287. After a short period of quietness Mac Murrogh renewed the war in 1405, plundered and burned Carlow and Castledermot, two English settlements, and again overran the county Wexford. But now came a turn of ill fortune. The deputy Sir Stephen Scroope utterly defeated him in 1407 near Callan in Kilkenny, and immediately afterwards surprised O'Carroll lord of Ely, and killed O'Carroll himself and 800 of his followers. Altogether 3,000 of the Irish fell in these two conflicts—the greatest reverse ever sustained by Mac Murrogh.

288. This defeat kept him quiet for a time. But in 1413 he inflicted a severe defeat on the men of Wexford. Three years after this—in 1416—the English of Wexford combined, with the determination to avenge all the injuries he had inflicted on them. But he met them on their own plains, defeated them with a loss of 320 in killed and prisoners, and so thoroughly frightened them that they were glad to escape further consequences by making peace and giving hostages for future good behaviour.
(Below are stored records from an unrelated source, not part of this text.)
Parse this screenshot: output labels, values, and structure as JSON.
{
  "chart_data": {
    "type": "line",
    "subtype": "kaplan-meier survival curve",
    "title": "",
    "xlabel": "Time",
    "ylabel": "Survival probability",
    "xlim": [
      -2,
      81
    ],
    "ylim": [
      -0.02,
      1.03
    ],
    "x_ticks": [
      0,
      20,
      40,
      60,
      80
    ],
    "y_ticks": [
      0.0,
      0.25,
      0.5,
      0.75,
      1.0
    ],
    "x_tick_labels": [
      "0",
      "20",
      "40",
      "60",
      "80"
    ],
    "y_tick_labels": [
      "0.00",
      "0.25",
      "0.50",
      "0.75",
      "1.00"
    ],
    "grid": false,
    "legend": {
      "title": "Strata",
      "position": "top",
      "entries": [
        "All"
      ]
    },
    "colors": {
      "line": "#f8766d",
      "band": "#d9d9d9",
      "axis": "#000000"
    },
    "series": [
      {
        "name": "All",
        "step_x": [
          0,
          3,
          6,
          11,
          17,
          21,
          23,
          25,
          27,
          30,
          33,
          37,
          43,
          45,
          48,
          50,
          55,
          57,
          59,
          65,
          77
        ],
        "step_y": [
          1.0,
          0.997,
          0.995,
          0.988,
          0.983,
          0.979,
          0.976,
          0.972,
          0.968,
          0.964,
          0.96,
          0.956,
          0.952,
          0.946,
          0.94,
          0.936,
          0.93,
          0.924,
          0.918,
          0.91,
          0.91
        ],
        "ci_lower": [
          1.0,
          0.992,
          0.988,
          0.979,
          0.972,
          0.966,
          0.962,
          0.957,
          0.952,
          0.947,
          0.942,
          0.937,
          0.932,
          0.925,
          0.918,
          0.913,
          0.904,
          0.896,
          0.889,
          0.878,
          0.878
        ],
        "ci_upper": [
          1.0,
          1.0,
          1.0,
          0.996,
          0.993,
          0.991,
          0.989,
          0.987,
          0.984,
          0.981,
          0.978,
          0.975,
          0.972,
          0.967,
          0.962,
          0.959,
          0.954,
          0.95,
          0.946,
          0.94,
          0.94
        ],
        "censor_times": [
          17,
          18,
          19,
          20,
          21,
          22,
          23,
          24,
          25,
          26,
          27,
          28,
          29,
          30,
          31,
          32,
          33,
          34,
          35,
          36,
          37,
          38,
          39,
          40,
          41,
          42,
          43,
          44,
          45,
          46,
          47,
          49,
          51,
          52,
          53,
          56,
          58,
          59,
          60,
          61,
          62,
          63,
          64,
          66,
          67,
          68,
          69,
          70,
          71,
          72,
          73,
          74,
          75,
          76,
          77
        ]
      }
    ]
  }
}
289. This was the old hero's last exploit. He died in New Ross a week after the Christmas of 1417, in the sixtieth year of his age, after a reign of forty-two years over Leinster. O'Doran his chief brehon, who had been spending the Christmas with him, died on the same day, and there are good grounds for suspecting that both were poisoned by a woman who had been instigated by some of Mac Murrogh's enemies.

He was the most heroic, persevering, and indomitable defender of his country, from Brian Boru to Hugh O'Neill; and he maintained his independence for nearly half a century just beside the Pale, in spite of every effort to reduce him to submission.